Lake Pontchartrain

So now oil has finally reached Lake Pontchartrain, the lake along the north side of New Orleans. You know, as if New Orleans hasn’t had enough bad luck in recent years.

I’m a Yankee. I’m one of those Yankees who walks fast, curses a lot, uses Yiddish words, and starts exhibiting withdrawal symptoms when outside the New York metro area for any length of time. But I’ve been lucky enough to have had the chance to visit a lot of places in the United States, all of them incredible in their own way. After I finished college, I went to Louisiana a couple of times to visit a friend who had a job down there. It was like a different country. And I’ve been to real different countries. It was swampy, lawless, and exotic. There was music, and booze, and seafood, and droopy trees. And alligators. ALLIGATORS! And even for a fast-walking foul-mouthed Jewish girl from New Jersey, it was easy to see why the place holds such such a special place in the hearts of so many.

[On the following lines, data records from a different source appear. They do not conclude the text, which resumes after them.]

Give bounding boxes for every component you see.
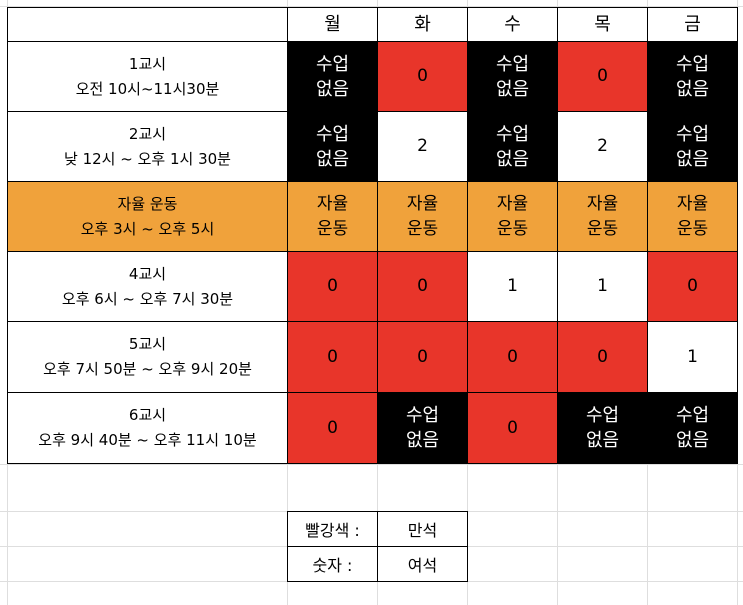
seat-cell-self[interactable]: 자율 운동 — [557, 181, 648, 252]
seat-cell-none[interactable]: 수업 없음 — [647, 41, 738, 112]
grid-line — [0, 6, 743, 7]
period-row: 4교시 오후 6시 ~ 오후 7시 30분 0 0 1 1 0 — [7, 251, 738, 322]
day-header[interactable]: 월 — [287, 7, 378, 42]
seat-cell-full[interactable]: 0 — [287, 321, 378, 393]
period-label[interactable]: 자율 운동 오후 3시 ~ 오후 5시 — [7, 181, 288, 252]
seat-cell-full[interactable]: 0 — [377, 321, 468, 393]
seat-cell-self[interactable]: 자율 운동 — [377, 181, 468, 252]
legend-value[interactable]: 여석 — [377, 546, 468, 582]
period-label[interactable]: 5교시 오후 7시 50분 ~ 오후 9시 20분 — [7, 321, 288, 393]
seat-cell-full[interactable]: 0 — [467, 392, 558, 464]
day-header[interactable]: 목 — [557, 7, 648, 42]
seat-cell-open[interactable]: 1 — [647, 321, 738, 393]
seat-cell-open[interactable]: 1 — [467, 251, 558, 322]
seat-cell-self[interactable]: 자율 운동 — [287, 181, 378, 252]
period-row: 1교시 오전 10시~11시30분 수업 없음 0 수업 없음 0 수업 없음 — [7, 41, 738, 112]
seat-cell-self[interactable]: 자율 운동 — [467, 181, 558, 252]
legend-table: 빨강색 : 만석 숫자 : 여석 — [287, 511, 468, 582]
seat-cell-self[interactable]: 자율 운동 — [647, 181, 738, 252]
seat-cell-full[interactable]: 0 — [287, 251, 378, 322]
seat-cell-open[interactable]: 1 — [557, 251, 648, 322]
legend-key[interactable]: 빨강색 : — [287, 511, 378, 547]
seat-cell-open[interactable]: 2 — [377, 111, 468, 182]
corner-cell[interactable] — [7, 7, 288, 42]
seat-cell-full[interactable]: 0 — [467, 321, 558, 393]
legend-value[interactable]: 만석 — [377, 511, 468, 547]
grid-line — [0, 464, 743, 465]
period-row: 2교시 낮 12시 ~ 오후 1시 30분 수업 없음 2 수업 없음 2 수업 없음 — [7, 111, 738, 182]
legend-row: 숫자 : 여석 — [287, 546, 468, 582]
seat-cell-full[interactable]: 0 — [557, 321, 648, 393]
seat-cell-none[interactable]: 수업 없음 — [647, 111, 738, 182]
grid-line — [737, 0, 738, 605]
period-label[interactable]: 6교시 오후 9시 40분 ~ 오후 11시 10분 — [7, 392, 288, 464]
period-label[interactable]: 2교시 낮 12시 ~ 오후 1시 30분 — [7, 111, 288, 182]
seat-cell-open[interactable]: 2 — [557, 111, 648, 182]
seat-cell-none[interactable]: 수업 없음 — [467, 41, 558, 112]
schedule-table: 월 화 수 목 금 1교시 오전 10시~11시30분 수업 없음 0 수업 없음 0 수업 없음 2… — [7, 7, 738, 464]
legend-row: 빨강색 : 만석 — [287, 511, 468, 547]
grid-line — [0, 581, 743, 582]
seat-cell-none[interactable]: 수업 없음 — [467, 111, 558, 182]
seat-cell-none[interactable]: 수업 없음 — [557, 392, 648, 464]
period-label[interactable]: 1교시 오전 10시~11시30분 — [7, 41, 288, 112]
day-header[interactable]: 화 — [377, 7, 468, 42]
day-header[interactable]: 수 — [467, 7, 558, 42]
seat-cell-none[interactable]: 수업 없음 — [647, 392, 738, 464]
period-row: 5교시 오후 7시 50분 ~ 오후 9시 20분 0 0 0 0 1 — [7, 321, 738, 393]
seat-cell-full[interactable]: 0 — [647, 251, 738, 322]
seat-cell-none[interactable]: 수업 없음 — [377, 392, 468, 464]
seat-cell-full[interactable]: 0 — [377, 251, 468, 322]
seat-cell-full[interactable]: 0 — [557, 41, 648, 112]
period-row: 자율 운동 오후 3시 ~ 오후 5시 자율 운동 자율 운동 자율 운동 자율 운동 자… — [7, 181, 738, 252]
legend-key[interactable]: 숫자 : — [287, 546, 378, 582]
seat-cell-full[interactable]: 0 — [377, 41, 468, 112]
seat-cell-none[interactable]: 수업 없음 — [287, 111, 378, 182]
seat-cell-full[interactable]: 0 — [287, 392, 378, 464]
period-label[interactable]: 4교시 오후 6시 ~ 오후 7시 30분 — [7, 251, 288, 322]
seat-cell-none[interactable]: 수업 없음 — [287, 41, 378, 112]
day-header[interactable]: 금 — [647, 7, 738, 42]
period-row: 6교시 오후 9시 40분 ~ 오후 11시 10분 0 수업 없음 0 수업 없음 수업… — [7, 392, 738, 464]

Lake Pontchartrain is a huge lake, and the land bridge that bisects it — the Land Pontchartrain Causeway — is 24 miles long, the longest bridge over a body of water in the world. Driving over it, you feel like you’re driving over the ocean.

The damage we inflict on these places for our short-sighted desires is sometimes hard to understand from far away. But these are real places, with real people, and real cultures with history and beauty and music all their own that deserve respect and care and awe. And we need to keep that in mind when we buy gas, and move to a place where we have to drive everywhere, and do any number of other things that feed the beast of our addiction.